My macrophage activation cocktail includes components that can increase background. What practical steps help reduce nonspecific signal in a colorimetric ELISA?

Background in colorimetric ELISA usually comes from matrix effects (serum proteins, cell debris) or suboptimal washing/blocking. Clarify samples by centrifugation and consider diluting into the kit's recommended diluent to normalize matrix composition. Ensure wash steps are thorough-insufficient washing is a top cause of high background. If you suspect certain additives are interfering, run a spike-and-recovery check using a representative treated sample to see whether recovery drops, which indicates inhibition. Finally, keep timing consistent during substrate development; stopping reactions at uniform timepoints can significantly tighten replicate CVs.

I need publishable, quantitative CXCL11 data from macrophage supernatants. Does this kit support strict quantification, and what's the best approach for building confidence in the standard curve?

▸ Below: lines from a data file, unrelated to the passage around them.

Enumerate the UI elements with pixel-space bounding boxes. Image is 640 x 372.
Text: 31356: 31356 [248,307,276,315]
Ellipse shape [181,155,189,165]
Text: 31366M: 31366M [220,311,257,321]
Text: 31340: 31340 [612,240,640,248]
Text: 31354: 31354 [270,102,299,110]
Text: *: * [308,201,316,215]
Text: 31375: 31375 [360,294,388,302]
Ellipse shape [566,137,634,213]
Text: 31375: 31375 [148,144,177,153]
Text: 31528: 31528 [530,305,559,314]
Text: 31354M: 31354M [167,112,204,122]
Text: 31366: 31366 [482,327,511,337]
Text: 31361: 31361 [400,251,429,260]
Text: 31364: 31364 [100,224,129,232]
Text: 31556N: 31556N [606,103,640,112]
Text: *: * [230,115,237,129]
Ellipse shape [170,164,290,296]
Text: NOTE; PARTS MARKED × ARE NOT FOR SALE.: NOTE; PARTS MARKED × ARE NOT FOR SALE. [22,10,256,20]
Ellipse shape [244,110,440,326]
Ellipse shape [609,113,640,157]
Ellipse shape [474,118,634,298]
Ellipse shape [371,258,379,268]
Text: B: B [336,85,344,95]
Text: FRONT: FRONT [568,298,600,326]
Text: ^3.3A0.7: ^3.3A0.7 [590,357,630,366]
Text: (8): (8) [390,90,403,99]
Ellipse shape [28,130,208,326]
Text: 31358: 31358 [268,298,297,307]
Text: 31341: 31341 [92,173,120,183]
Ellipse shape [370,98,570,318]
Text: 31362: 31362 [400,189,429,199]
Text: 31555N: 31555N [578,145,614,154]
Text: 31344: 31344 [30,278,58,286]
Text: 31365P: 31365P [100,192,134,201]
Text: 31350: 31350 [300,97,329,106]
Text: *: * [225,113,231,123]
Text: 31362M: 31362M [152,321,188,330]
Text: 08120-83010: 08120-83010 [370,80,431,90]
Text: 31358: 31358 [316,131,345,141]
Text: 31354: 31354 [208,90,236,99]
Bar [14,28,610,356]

This product is described as a sandwich ELISA kit for quantitative measurement of CXCL11 with a colorimetric detection method. For publishable quantification, focus on standard curve discipline: run the full curve in duplicate (or triplicate if space allows), avoid edge effects by thoughtful plate layout, and keep incubation times consistent. If your sample signals cluster near the top or bottom of the curve, adjust dilution so they fall in the mid-range where precision is best. Also include a reference control sample across plates to monitor inter-plate variation.

  • Strong quantitative performance for CXCL11 in macrophage-conditioned media experiments
    We needed absolute CXCL11 quantification for a macrophage chemotaxis project and selected this colorimetric sandwich ELISA because it's clearly framed for quantitative measurement. The standard curve behaved smoothly, and our samples fit well after a simple dilution optimization. What I liked most was that the assay produced believable numbers with reasonable replicate variation, making it suitable for reporting in our internal slides and drafts. We also ran the same control sample on multiple plates, and the results stayed within an acceptable window, which improved our confidence in inter-day comparability.
  • Easy to integrate into routine ELISA workflows with consistent readout
    This kit dropped into our existing ELISA routine without requiring special instrumentation beyond a standard plate reader. The colorimetric signal was clear, and the quantitative framing helped us communicate results across teams that prefer concentration values rather than fold-change. We did have to be careful about washing (our first run had slightly elevated background), but once we tightened wash technique and clarified samples, the assay became very reproducible. It's a solid option when you want straightforward CXCL11 quantification from macrophage-related samples.
  • Good sensitivity for biological differences; supports dose-response interpretation well
    We used the CXCL11 colorimetric ELISA for a dose-response experiment with inflammatory stimulation. The assay captured a clear trend with increasing stimulus, and the quantitative output made it easier to fit curves and compare potency between compounds. Because it's described as a sandwich ELISA for quantitative colorimetric detection, it aligned with our need for numeric reporting rather than relative ranking only. As usual, careful sample dilution mattered: once we placed samples in the mid-range of the curve, replicate precision improved and the data were easy to interpret.

For Research Use Only. Do Not Use in Food Manufacturing or Medical Procedures (Diagnostics or Therapeutics). Do Not Use in Humans.